Fanny sat down under the trees and waited for the jockey in the straw hat. All around were preoccupied knots of bargainers, of owners making their final arrangements, of would-be-buyers hurrying from ring to ring in search of the paragon that they had now so little time to find. But the man from the Curragh came not. Fanny sent the mare in, and sat on under the trees, sunk in depression. It seemed to her she was the only person in the show who had nothing to do, who was not clinking handfuls of money, or smoothing out banknotes, or folding up cheques and interring them in fat and greasy pocket-books. She had never known this aspect of the Horse Show before, and—so much is in the point of view—it seemed to her sordid and detestable. Prize-winners with their coloured rosettes were swaggering about everywhere. Every horse in the show seemed to have got a prize except hers, thought Fanny. And not a man in a straw hat came near Ring 3.

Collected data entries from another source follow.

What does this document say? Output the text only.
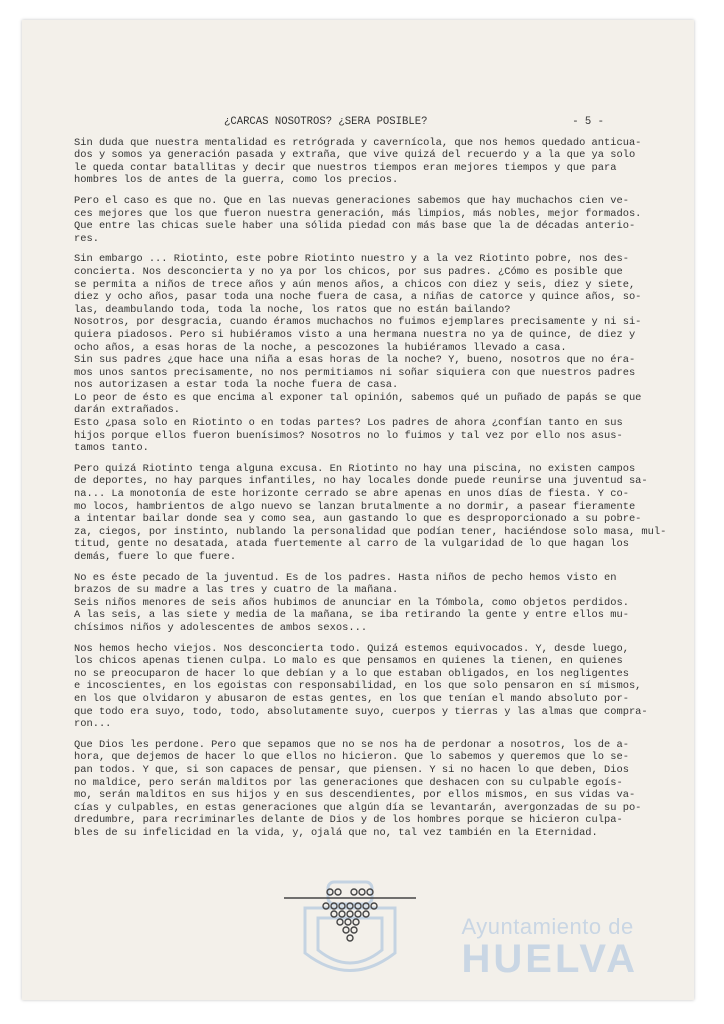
¿CARCAS NOSOTROS? ¿SERA POSIBLE?	- 5 -
Sin duda que nuestra mentalidad es retrógrada y cavernícola, que nos hemos quedado anticua-
dos y somos ya generación pasada y extraña, que vive quizá del recuerdo y a la que ya solo
le queda contar batallitas y decir que nuestros tiempos eran mejores tiempos y que para
hombres los de antes de la guerra, como los precios.
Pero el caso es que no. Que en las nuevas generaciones sabemos que hay muchachos cien ve-
ces mejores que los que fueron nuestra generación, más limpios, más nobles, mejor formados.
Que entre las chicas suele haber una sólida piedad con más base que la de décadas anterio-
res.
Sin embargo ... Riotinto, este pobre Riotinto nuestro y a la vez Riotinto pobre, nos des-
concierta. Nos desconcierta y no ya por los chicos, por sus padres. ¿Cómo es posible que
se permita a niños de trece años y aún menos años, a chicos con diez y seis, diez y siete,
diez y ocho años, pasar toda una noche fuera de casa, a niñas de catorce y quince años, so-
las, deambulando toda, toda la noche, los ratos que no están bailando?
Nosotros, por desgracia, cuando éramos muchachos no fuimos ejemplares precisamente y ni si-
quiera piadosos. Pero si hubiéramos visto a una hermana nuestra no ya de quince, de diez y
ocho años, a esas horas de la noche, a pescozones la hubiéramos llevado a casa.
Sin sus padres ¿que hace una niña a esas horas de la noche? Y, bueno, nosotros que no éra-
mos unos santos precisamente, no nos permitiamos ni soñar siquiera con que nuestros padres
nos autorizasen a estar toda la noche fuera de casa.
Lo peor de ésto es que encima al exponer tal opinión, sabemos qué un puñado de papás se que
darán extrañados.
Esto ¿pasa solo en Riotinto o en todas partes? Los padres de ahora ¿confían tanto en sus
hijos porque ellos fueron buenísimos? Nosotros no lo fuimos y tal vez por ello nos asus-
tamos tanto.
Pero quizá Riotinto tenga alguna excusa. En Riotinto no hay una piscina, no existen campos
de deportes, no hay parques infantiles, no hay locales donde puede reunirse una juventud sa-
na... La monotonía de este horizonte cerrado se abre apenas en unos días de fiesta. Y co-
mo locos, hambrientos de algo nuevo se lanzan brutalmente a no dormir, a pasear fieramente
a intentar bailar donde sea y como sea, aun gastando lo que es desproporcionado a su pobre-
za, ciegos, por instinto, nublando la personalidad que podían tener, haciéndose solo masa, mul-
titud, gente no desatada, atada fuertemente al carro de la vulgaridad de lo que hagan los
demás, fuere lo que fuere.
No es éste pecado de la juventud. Es de los padres. Hasta niños de pecho hemos visto en
brazos de su madre a las tres y cuatro de la mañana.
Seis niños menores de seis años hubimos de anunciar en la Tómbola, como objetos perdidos.
A las seis, a las siete y media de la mañana, se iba retirando la gente y entre ellos mu-
chísimos niños y adolescentes de ambos sexos...
Nos hemos hecho viejos. Nos desconcierta todo. Quizá estemos equivocados. Y, desde luego,
los chicos apenas tienen culpa. Lo malo es que pensamos en quienes la tienen, en quienes
no se preocuparon de hacer lo que debían y a lo que estaban obligados, en los negligentes
e incoscientes, en los egoistas con responsabilidad, en los que solo pensaron en sí mismos,
en los que olvidaron y abusaron de estas gentes, en los que tenían el mando absoluto por-
que todo era suyo, todo, todo, absolutamente suyo, cuerpos y tierras y las almas que compra-
ron...
Que Dios les perdone. Pero que sepamos que no se nos ha de perdonar a nosotros, los de a-
hora, que dejemos de hacer lo que ellos no hicieron. Que lo sabemos y queremos que lo se-
pan todos. Y que, si son capaces de pensar, que piensen. Y si no hacen lo que deben, Dios
no maldice, pero serán malditos por las generaciones que deshacen con su culpable egoís-
mo, serán malditos en sus hijos y en sus descendientes, por ellos mismos, en sus vidas va-
cías y culpables, en estas generaciones que algún día se levantarán, avergonzadas de su po-
dredumbre, para recriminarles delante de Dios y de los hombres porque se hicieron culpa-
bles de su infelicidad en la vida, y, ojalá que no, tal vez también en la Eternidad.
Ayuntamiento de
HUELVA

She went home to lunch, dead tired. The others were going to see the polo in the park.

“I must go back and sell the mare,” said Fanny valiantly, “or else take that ticket to Craffroe, Mr. Gunning!”

“Well, we’ll come down and pick you up there after the first match, you poor, miserable thing,” said Mrs. Spicer, “and I hope you’ll find that beast of a horse dead when you get there! You look half dead yourself!”

How sick Fanny was of signing her name at that turnstile! The pen was more atrocious every time. How tired her feet were! How sick she was of the whole thing, and how incredibly big a fool she had been! She was almost too tired to know what she was doing, and she had actually walked past stall No. 548 without noticing it, when she heard Patsey’s voice calling her.

“Miss Fanny! Miss Fanny! I have her sold! The mare’s sold, miss! See here! I have the money in me pocket!”

The colour flooded Fanny Fitz’s face. She stared at Patsey with eyes that more than ever suggested the Connemara trout-stream with the sun playing in it; so bright were they, so changing, and so wet. So at least thought a man, much addicted to fishing, who was regarding the scene from a little way off.

“He was a dealer, miss,” went on Patsey; “a Dublin fella’. Sixty-three sovereigns I asked him, and he offered me fifty-five, and a man that was there said we should shplit the differ, and in the latther end he gave me the sixty pounds. He wasn’t very stiff at all. I’m thinking he wasn’t buying for himself.”

The man who had noticed Fanny Fitz’s eyes moved away unostentatiously. He had seen in them as much as he wanted; for that time at least.